The Nagios plugins used by that configuration are installed automatically by the Zulip installation process in subdirectories under /usr/lib/nagios/plugins/. The following is a summary of the various Nagios plugins included with Zulip and what they check:

Application server and queue worker monitoring:

  • check_send_receive_time (sends a test message through the system between two bot users to check that end-to-end message sending works)
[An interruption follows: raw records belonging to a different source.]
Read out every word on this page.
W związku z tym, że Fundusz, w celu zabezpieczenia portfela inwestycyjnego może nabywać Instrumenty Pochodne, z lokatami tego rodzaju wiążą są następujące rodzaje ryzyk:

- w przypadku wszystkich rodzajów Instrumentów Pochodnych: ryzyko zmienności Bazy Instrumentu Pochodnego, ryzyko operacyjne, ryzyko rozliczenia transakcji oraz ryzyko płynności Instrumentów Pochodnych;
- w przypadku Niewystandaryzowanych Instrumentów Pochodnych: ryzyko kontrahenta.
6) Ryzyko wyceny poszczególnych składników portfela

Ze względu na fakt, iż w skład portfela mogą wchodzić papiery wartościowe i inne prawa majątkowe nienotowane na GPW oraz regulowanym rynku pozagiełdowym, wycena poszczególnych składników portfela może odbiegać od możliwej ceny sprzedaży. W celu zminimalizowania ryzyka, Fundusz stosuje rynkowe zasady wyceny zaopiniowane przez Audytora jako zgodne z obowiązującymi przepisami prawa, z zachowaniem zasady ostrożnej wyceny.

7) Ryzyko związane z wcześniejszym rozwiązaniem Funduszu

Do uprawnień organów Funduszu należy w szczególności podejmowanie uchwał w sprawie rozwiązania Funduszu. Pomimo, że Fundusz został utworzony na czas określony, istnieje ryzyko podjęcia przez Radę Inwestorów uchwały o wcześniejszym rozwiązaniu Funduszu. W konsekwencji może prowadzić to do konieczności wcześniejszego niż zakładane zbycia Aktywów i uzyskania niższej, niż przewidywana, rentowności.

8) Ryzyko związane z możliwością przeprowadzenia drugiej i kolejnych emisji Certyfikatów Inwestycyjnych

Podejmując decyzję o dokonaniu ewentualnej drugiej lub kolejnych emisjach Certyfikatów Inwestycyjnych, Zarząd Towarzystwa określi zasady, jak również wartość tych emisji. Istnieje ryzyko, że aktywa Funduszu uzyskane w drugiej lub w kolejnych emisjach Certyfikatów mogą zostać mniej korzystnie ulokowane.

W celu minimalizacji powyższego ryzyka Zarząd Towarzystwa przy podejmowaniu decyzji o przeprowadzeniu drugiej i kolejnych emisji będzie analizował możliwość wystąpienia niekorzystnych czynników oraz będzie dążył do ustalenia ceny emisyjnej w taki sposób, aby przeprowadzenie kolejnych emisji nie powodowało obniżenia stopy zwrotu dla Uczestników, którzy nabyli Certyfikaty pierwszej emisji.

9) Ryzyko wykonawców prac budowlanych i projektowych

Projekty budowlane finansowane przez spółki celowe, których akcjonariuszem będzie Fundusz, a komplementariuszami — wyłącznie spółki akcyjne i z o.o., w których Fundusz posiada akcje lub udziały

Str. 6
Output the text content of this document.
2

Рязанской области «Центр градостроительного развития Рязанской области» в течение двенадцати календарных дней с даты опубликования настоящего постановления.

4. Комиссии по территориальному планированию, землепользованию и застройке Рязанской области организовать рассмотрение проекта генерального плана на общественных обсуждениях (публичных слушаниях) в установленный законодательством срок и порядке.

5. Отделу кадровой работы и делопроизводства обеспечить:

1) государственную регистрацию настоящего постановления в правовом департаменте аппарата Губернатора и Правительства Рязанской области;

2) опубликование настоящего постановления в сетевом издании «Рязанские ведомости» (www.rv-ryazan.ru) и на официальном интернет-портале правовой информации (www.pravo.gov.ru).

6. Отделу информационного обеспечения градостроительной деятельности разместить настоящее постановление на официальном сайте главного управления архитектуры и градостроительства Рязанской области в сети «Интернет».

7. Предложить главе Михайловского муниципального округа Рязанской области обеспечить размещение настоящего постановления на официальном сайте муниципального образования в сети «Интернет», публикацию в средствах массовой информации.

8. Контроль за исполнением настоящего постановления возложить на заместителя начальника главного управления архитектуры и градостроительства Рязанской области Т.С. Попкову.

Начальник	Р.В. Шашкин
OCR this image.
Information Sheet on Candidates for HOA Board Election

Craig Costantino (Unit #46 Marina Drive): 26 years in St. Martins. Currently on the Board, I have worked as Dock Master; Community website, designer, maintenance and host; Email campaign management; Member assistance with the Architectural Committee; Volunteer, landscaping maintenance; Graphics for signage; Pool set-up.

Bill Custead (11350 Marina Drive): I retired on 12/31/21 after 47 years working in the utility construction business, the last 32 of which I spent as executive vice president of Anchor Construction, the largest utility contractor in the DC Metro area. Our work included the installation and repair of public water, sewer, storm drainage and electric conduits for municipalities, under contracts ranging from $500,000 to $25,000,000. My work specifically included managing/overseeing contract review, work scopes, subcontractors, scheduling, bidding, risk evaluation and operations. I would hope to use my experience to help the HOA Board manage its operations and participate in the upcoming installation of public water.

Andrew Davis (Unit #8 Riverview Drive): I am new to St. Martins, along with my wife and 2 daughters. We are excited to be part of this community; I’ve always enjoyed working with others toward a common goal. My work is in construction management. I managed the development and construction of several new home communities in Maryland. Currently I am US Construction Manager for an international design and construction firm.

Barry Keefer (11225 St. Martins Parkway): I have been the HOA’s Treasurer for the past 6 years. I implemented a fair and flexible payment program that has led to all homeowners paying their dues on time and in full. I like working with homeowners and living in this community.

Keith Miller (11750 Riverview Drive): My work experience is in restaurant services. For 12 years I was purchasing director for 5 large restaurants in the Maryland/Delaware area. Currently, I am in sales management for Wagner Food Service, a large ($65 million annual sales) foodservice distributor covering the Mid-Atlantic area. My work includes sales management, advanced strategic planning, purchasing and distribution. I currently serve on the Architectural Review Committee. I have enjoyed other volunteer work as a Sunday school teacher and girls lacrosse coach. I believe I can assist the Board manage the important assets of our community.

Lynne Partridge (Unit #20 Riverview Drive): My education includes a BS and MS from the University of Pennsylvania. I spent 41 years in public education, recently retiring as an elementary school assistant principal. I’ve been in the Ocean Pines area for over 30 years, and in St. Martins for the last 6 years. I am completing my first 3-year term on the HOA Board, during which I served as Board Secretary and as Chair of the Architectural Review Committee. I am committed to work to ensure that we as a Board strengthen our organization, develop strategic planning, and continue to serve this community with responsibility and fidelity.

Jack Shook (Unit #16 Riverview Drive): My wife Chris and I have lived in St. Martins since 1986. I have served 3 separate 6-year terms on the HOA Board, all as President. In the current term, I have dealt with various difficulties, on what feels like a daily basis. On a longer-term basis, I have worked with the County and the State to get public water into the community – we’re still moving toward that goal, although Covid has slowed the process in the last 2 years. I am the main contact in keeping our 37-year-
  • check_rabbitmq_consumers and check_rabbitmq_queues (checks for rabbitmq being down or the queue workers being behind)

  • check_queue_worker_errors (checks for errors reported by the queue workers)

  • check_worker_memory (monitors for memory leaks in queue workers)

  • check_email_deliverer_backlog and check_email_deliverer_process (monitors for whether scheduled outgoing emails are being sent)

Database monitoring:

  • check_postgres_replication_lag (checks streaming replication is up to date).

  • check_postgres (checks the health of the postgres database)

  • check_postgres_backup (checks backups are up to date; see above)

  • check_fts_update_log (monitors for whether full-text search updates are being processed)

Standard server monitoring:

  • check_website_response.sh (standard HTTP check)

  • check_debian_packages (checks apt repository is up to date)

Note: While most commands require no special permissions, check_email_deliverer_backlog, requires the nagios user to be in the zulip group, in order to access SECRET_KEY and thus run Zulip management commands.

If you're using these plugins, bug reports and pull requests to make it easier to monitor Zulip and maintain it in production are encouraged!

Memory leak mitigation

As a measure to mitigate the impact of potential memory leaks in one of the Zulip daemons, the service automatically restarts itself every Sunday early morning. See /etc/cron.d/restart-zulip for the precise configuration.